Вот по этому телефону, который сейчас трезвонит, выяснял он в то роковое утро, получил ли друг его Бермудес Пригласительный билет...

— Алло, — сказал Бубенцов. — Слушаю.

Мгла сыпалась, струилась по стёклам как пепел.

В квартиру ворвался телефонный гам. Вновь объявились коллекторы. Закричали после долгой разлуки пронзительным хором. Завизжали все одновременно, отталкивая, перебивая, перекрикивая друг дружку. Галдели радостно, как выпускники пединститута на юбилейной встрече спустя тридцать лет. Узнавая, ахая, не веря глазам. Постепенно, однако, тон криков стал понижаться. Среди безобразного лая, воя, визга Бубенцов различал уже некие отчётливые периоды. Как будто хаос пытался организоваться, в нестройных воплях стали проскальзывать силлабо-тонические ритмические тропы:

— Ты уж думал, мы от тебя отстанем? Ухватим крючьями за рёбра, из-под земли достанем! Да мы тебе ни на этом, ни на том свете покоя не дадим! В самом аду отыщем, лютейшей казни предадим. Думал, тыщи те в тщете не отыщете! Зря, мол, рыщете! Ещё как отыщем и взыщем! Якоже и мы не оставляем должником нашим. До последнего кодранта отдашь им!

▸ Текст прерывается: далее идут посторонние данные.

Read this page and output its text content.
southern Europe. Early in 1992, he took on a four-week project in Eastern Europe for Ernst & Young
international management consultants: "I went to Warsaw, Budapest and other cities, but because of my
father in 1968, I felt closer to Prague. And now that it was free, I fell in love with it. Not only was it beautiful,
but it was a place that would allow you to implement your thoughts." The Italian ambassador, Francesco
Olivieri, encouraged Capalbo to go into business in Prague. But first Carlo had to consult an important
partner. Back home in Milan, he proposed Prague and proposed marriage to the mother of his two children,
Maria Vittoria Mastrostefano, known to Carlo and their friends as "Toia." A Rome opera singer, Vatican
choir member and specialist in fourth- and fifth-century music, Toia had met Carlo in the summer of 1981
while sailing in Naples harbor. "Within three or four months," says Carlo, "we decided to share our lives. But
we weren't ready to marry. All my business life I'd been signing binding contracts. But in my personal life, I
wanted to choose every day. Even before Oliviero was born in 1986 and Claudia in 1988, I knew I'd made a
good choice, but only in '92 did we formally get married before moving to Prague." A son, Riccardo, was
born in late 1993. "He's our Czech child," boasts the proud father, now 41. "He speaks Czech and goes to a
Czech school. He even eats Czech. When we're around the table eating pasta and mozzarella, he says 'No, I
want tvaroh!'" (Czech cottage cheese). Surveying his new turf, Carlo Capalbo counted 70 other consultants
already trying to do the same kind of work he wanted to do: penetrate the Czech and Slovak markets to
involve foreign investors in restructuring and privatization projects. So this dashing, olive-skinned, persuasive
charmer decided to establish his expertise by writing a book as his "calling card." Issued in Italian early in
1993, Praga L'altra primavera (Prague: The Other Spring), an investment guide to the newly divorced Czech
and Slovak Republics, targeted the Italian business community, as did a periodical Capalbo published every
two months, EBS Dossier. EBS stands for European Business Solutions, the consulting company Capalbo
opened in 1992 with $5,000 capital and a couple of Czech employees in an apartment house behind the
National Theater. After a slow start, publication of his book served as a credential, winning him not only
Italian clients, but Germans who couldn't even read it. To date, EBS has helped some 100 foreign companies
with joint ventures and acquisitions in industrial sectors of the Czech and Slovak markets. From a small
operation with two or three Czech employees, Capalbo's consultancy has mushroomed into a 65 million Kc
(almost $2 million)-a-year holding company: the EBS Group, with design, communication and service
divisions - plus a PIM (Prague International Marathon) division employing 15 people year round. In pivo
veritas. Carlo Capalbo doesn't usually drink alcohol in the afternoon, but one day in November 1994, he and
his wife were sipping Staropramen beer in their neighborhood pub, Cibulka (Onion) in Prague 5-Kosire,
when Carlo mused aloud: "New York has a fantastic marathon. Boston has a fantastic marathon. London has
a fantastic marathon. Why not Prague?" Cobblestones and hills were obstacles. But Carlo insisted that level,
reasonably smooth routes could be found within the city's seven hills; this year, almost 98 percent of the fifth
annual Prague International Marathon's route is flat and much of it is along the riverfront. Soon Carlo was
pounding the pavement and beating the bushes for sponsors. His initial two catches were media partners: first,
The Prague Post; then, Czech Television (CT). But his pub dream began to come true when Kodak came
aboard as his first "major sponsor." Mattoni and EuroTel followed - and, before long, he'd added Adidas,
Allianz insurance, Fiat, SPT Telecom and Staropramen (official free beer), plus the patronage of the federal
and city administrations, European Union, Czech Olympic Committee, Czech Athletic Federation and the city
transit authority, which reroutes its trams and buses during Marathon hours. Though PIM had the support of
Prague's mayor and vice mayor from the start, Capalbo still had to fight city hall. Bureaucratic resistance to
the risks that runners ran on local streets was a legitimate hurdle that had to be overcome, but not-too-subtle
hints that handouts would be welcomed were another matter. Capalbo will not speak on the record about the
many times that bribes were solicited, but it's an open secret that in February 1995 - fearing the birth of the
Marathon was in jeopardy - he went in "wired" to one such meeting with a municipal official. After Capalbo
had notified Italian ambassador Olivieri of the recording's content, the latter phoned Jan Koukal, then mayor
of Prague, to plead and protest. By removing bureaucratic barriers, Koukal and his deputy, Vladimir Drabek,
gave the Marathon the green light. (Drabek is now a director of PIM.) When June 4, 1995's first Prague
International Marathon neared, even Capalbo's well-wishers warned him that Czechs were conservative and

Похоже было на стихи Симеона Полоцкого, но... Вот то-то и оно! «Нашим — отдашь им». Рифма каламбурная. Новаторская. Итак, выходит, его снова отдали на растерзание обыкновенным бесам. Мелким, ничтожным. Да что ж ты удивляешься, Бубенцов? Чему тут удивляться? Ведь и миром, как видишь, овладели не могучие ветхозаветные силы зла, а мелкая, суетливая, ничтожная сволочь. Вот что обидно!..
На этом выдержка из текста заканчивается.